Pharmacokinetics, safety and tolerability of CHF5993 a triple pMDI in renal impaired patients

Background: CHF 5993 pMDI is a new extrafine fixed dose combination of Beclometasone Dipropionate (BDP), Formoterol Fumarate (FF) and Glycopyrronium bromide (GB), being developed as twice-daily treatment in COPD and asthma. We investigated the pharmacokinetics, safety and tolerability of CHF5993 pMDI in renal impaired (RI) patients. Methods: Non-randomised, open-label, parallel group study. Four inhalations of CHF5993 pMDI (BDP/FF/GB total dose 400/24/100 µg) were administered to mild, moderate and severe RI patients and to matched (in terms of sex, age and BMI) healthy volunteers (HV). Results: Nine mild, 7 moderate, 9 severe RI patients and 17 HVs aged 40-64 years were treated. GB systemic exposure increased with decreasing renal function, mainly in severe RI patients. GB renal clearance decreased proportionally with renal function. The degree of renal impairment had no impact on formoterol systemic exposure, while C max was reduced by about 50% in all groups of RI patients as compared to HVs.

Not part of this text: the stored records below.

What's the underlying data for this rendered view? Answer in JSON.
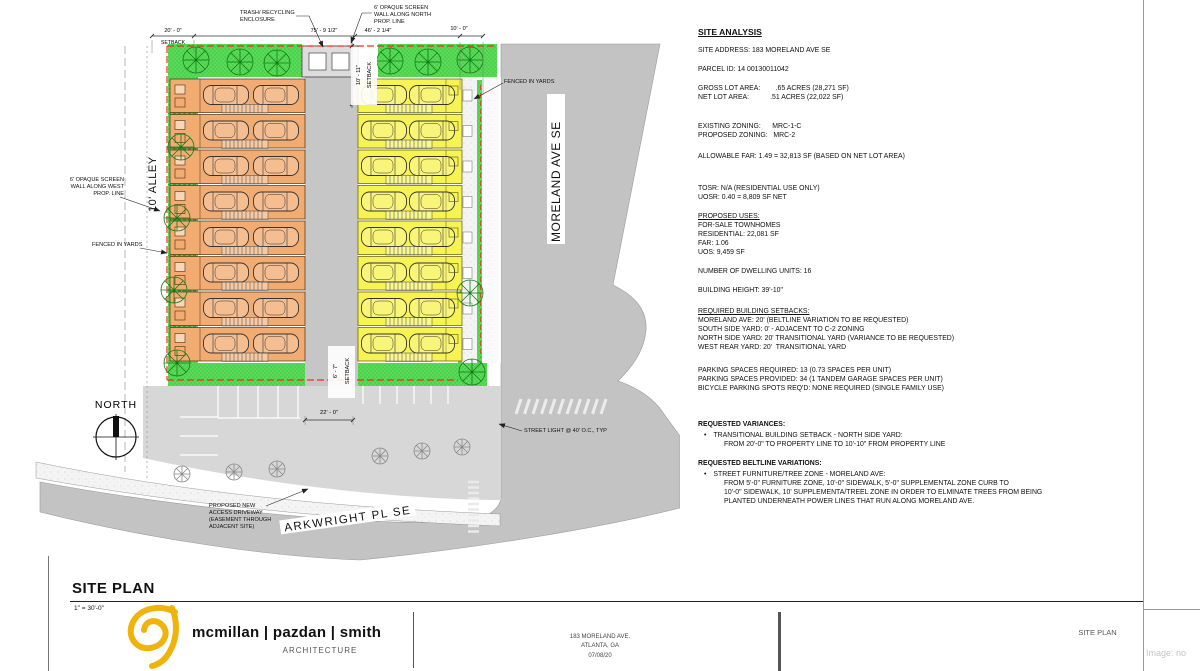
{
  "colors": {
    "green": "#58DB58",
    "green_dot": "#2EA32E",
    "orange": "#F2AC72",
    "yellow": "#F6F353",
    "road": "#C3C3C3",
    "parking": "#D7D7D7",
    "red_line": "#FF2A1A",
    "logo_yellow": "#F0B30C"
  },
  "plan": {
    "streets": {
      "alley": "10' ALLEY",
      "moreland": "MORELAND AVE SE",
      "arkwright": "ARKWRIGHT PL SE"
    },
    "labels": {
      "trash": "TRASH/ RECYCLING\nENCLOSURE",
      "wall_north": "6' OPAQUE SCREEN\nWALL ALONG NORTH\nPROP. LINE",
      "wall_west": "6' OPAQUE SCREEN\nWALL ALONG WEST\nPROP. LINE",
      "fence_left": "FENCED IN YARDS",
      "fence_right": "FENCED IN YARDS",
      "street_light": "STREET LIGHT @ 40' O.C., TYP",
      "driveway": "PROPOSED NEW\nACCESS DRIVEWAY\n(EASEMENT THROUGH\nADJACENT SITE)",
      "north": "NORTH"
    },
    "dims": {
      "d20": "20' - 0\"",
      "setback_label": "SETBACK",
      "d75": "75' - 9 1/2\"",
      "d46": "46' - 2 1/4\"",
      "d10": "10' - 0\"",
      "d1011": "10' - 11\"",
      "d67": "6' - 7\"",
      "d22": "22' - 0\""
    }
  },
  "site_analysis": {
    "rows": [
      "SITE ANALYSIS",
      "SITE ADDRESS: 183 MORELAND AVE SE",
      "PARCEL ID: 14 00130011042",
      "GROSS LOT AREA:        .65 ACRES (28,271 SF)",
      "NET LOT AREA:           .51 ACRES (22,022 SF)",
      "EXISTING ZONING:      MRC-1-C",
      "PROPOSED ZONING:   MRC-2",
      "ALLOWABLE FAR: 1.49 = 32,813 SF (BASED ON NET LOT AREA)",
      "TOSR: N/A (RESIDENTIAL USE ONLY)",
      "UOSR: 0.40 = 8,809 SF NET",
      "PROPOSED USES:",
      "FOR-SALE TOWNHOMES",
      "RESIDENTIAL: 22,081 SF",
      "FAR: 1.06",
      "UOS: 9,459 SF",
      "NUMBER OF DWELLING UNITS: 16",
      "BUILDING HEIGHT: 39'-10\"",
      "REQUIRED BUILDING SETBACKS:",
      "MORELAND AVE: 20' (BELTLINE VARIATION TO BE REQUESTED)",
      "SOUTH SIDE YARD: 0' - ADJACENT TO C-2 ZONING",
      "NORTH SIDE YARD: 20' TRANSITIONAL YARD (VARIANCE TO BE REQUESTED)",
      "WEST REAR YARD: 20'  TRANSITIONAL YARD",
      "PARKING SPACES REQUIRED: 13 (0.73 SPACES PER UNIT)",
      "PARKING SPACES PROVIDED: 34 (1 TANDEM GARAGE SPACES PER UNIT)",
      "BICYCLE PARKING SPOTS REQ'D: NONE REQUIRED (SINGLE FAMILY USE)",
      "REQUESTED VARIANCES:",
      "TRANSITIONAL BUILDING SETBACK - NORTH SIDE YARD:",
      "FROM 20'-0\" TO PROPERTY LINE TO 10'-10\" FROM PROPERTY LINE",
      "REQUESTED BELTLINE VARIATIONS:",
      "STREET FURNITURE/TREE ZONE - MORELAND AVE:",
      "FROM 5'-0\" FURNITURE ZONE, 10'-0\" SIDEWALK, 5'-0\" SUPPLEMENTAL ZONE CURB TO",
      "10'-0\" SIDEWALK, 10' SUPPLEMENTA/TREEL ZONE IN ORDER TO ELMINATE TREES FROM BEING",
      "PLANTED UNDERNEATH POWER LINES THAT RUN ALONG MORELAND AVE."
    ]
  },
  "titleblock": {
    "title": "SITE PLAN",
    "scale": "1\" = 30'-0\"",
    "firm": "mcmillan | pazdan | smith",
    "firm_sub": "ARCHITECTURE",
    "address1": "183 MORELAND AVE.",
    "address2": "ATLANTA, GA",
    "date": "07/08/20",
    "sheet_name": "SITE PLAN",
    "watermark": "Image: no"
  }
}
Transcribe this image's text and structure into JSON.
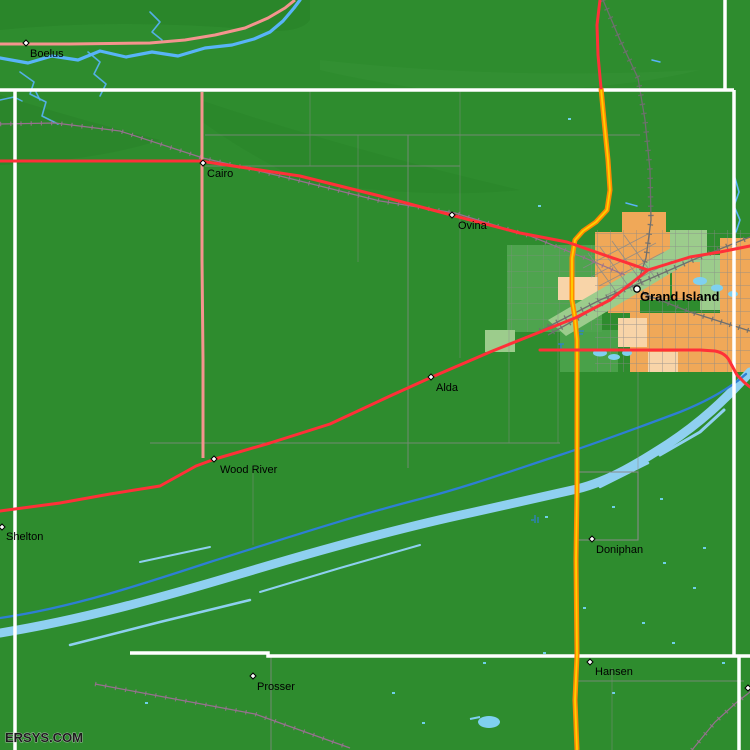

No clear relationship between renal function and renal clearance of total formoterol was found. B17MP (BDP main metabolite) systemic exposure was lower in RI patients as compared to HVs; however, differences tended to decrease with increasing degree of renal impairment. CHF5993 pMDI showed good and similar safety profiles in all RI and HVs as assessed by adverse events, laboratory parameters, vital signs and ECG. Conclusion: Despite a higher exposure to GB in severe RI patients, the GB non-renal clearance offsets the reduced elimination in mild and moderate RI patients. Therefore, CHF5993 pMDI displays a good safety profile without relevant differences between groups.